Table 2 shows the pattern of risk factors and comorbidities among all patients by the presence or absence of LVH. In patients ≥60 years, more patients had LVH, while fewer patients had LVH in those <60 years (p<0.001). More female patients had LVH while fewer males had LVH (p=0.003). For comorbidities, patients with LVH had significantly more AF, HF, stroke, CKD, and LVDD (p<0.05). Patients with LVH had higher SBP (p=0.027), but there was no significant difference between the two groups for DM, obesity, DBP, and CAD (p>0.05).
Table 3 shows the multivariable logistic regression of risk factors and comorbidities associated with LVH in our study population. There was a significant positive association between LVH and female sex, LVDD, HF, and stroke (p<0.05). There was no association with age, AF, and CKD (p>0.05).
Table 4 compares risk factors and comorbidities among HHD patients with LVDD. In patients ≥60 years, more patients had LVDD, while more patients had normal LV diastolic function in those <60 years (p<0.001). More patients with DM, LVH, HF, stroke, and CKD had LVDD (p<0.05) while more patients with concentric LV remodeling had normal LV diastolic function (p<0.001). SBP was higher among those with LVDD (p=0.008) but there was no association between LVDD and obesity, AF, DBP, CAD, and sex (p>0.05).
Table 5 shows the multivariable logistic regression of covariates for LVDD among those with HHD. There was a significant positive association between LVDD and age, DM, LVH, concentric LV remodeling, and stroke (p<0.05). There was no association with AF and CKD (p>0.05).
Table 5: Multivariable logistic regression of risk factors and comorbidities among patients with hypertensive heart disease with diastolic dysfunction.CI: Confidence interval; AOR: Adjusted odds ratio; B: Beta regression coefficient. Model fit p= < 0.001, Cox & Snell R Square of 0.198, Nagelkerke R Square of 0.269, Hosmer and Lemeshow Test of 0.203.
Discussion
Our study shows that 90.8% of our hypertensive cohort have HHD. Other key findings include a higher rate of concentric LVH compared to eccentric LVH. Additionally, individuals with LVH have a nine-fold increased risk of HF, a two-fold increase in LVDD, a 1.47-fold increase among female patients, and a 1.59-fold increased risk of stroke.
The prevalence of HHD in our study is very high and may be overstated because our study is hospital-based.
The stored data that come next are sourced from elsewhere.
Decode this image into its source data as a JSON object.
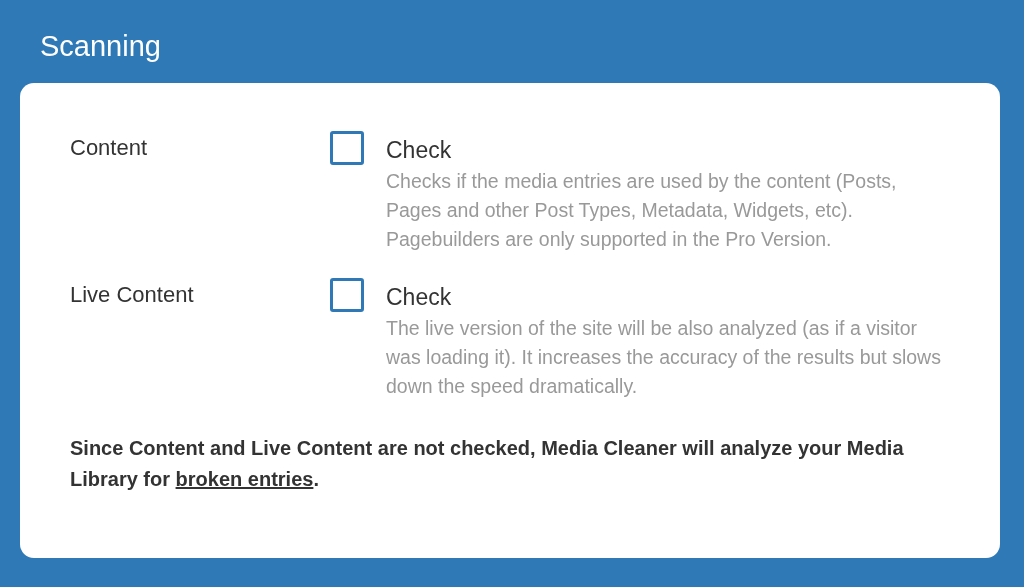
{
  "title": "Scanning",
  "options": [
    {
      "label": "Content",
      "checkbox": {
        "label": "Check",
        "checked": false
      },
      "description": "Checks if the media entries are used by the content (Posts, Pages and other Post Types, Metadata, Widgets, etc). Pagebuilders are only supported in the Pro Version."
    },
    {
      "label": "Live Content",
      "checkbox": {
        "label": "Check",
        "checked": false
      },
      "description": "The live version of the site will be also analyzed (as if a visitor was loading it). It increases the accuracy of the results but slows down the speed dramatically."
    }
  ],
  "note": {
    "text": "Since Content and Live Content are not checked, Media Cleaner will analyze your Media Library for",
    "link": "broken entries",
    "end": "."
  }
}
However, it likely reflects the higher prevalence of HHD in Nigeria and other parts of SSA than reported by population-wide studies based on HTN without HHD. This situation poses serious implications, including increased morbidity and mortality from arrhythmias, sudden cardiac death, and HF, as well as heightened healthcare costs. In a global assessment of HHD burden by Lu et al. [2], the highest prevalence rates were in Asia, East Asia, and America, with lower rates in Africa. This relatively low prevalence in Africa may reflect the use of population-based studies of SBP without HHD and lower healthcare access impacting disease detection, thereby underestimating the burden of the disease. Characterizing HHD requires relatively expensive diagnostic tools such as the ECG and echocardiography, which are not widely available in many SSA communities. The use of population-based studies that do not emphasize the identification of cardiac damage seen in HHD therefore underestimates the burden of HHD. Furthermore, estimates of the prevalence of HHD from African studies using LV geometry [9-13] or hypertensive heart failure only [22], which excluded other phenotypes of HHD, will be low. These underestimations may lead to treatment delay and graver complications of HF, stroke, CAD, sudden death, and all-cause mortality [1]. Accurate and prompt identification of HHD is therefore essential for effective preventive and therapeutic strategies such as achieving optimal BP targets and the use of combination hypertensive therapy that prevents or regresses HHD changes. Affordable portable echocardiography or AI-assisted ECG interpretation by trained physicians could improve detection in low-resource settings.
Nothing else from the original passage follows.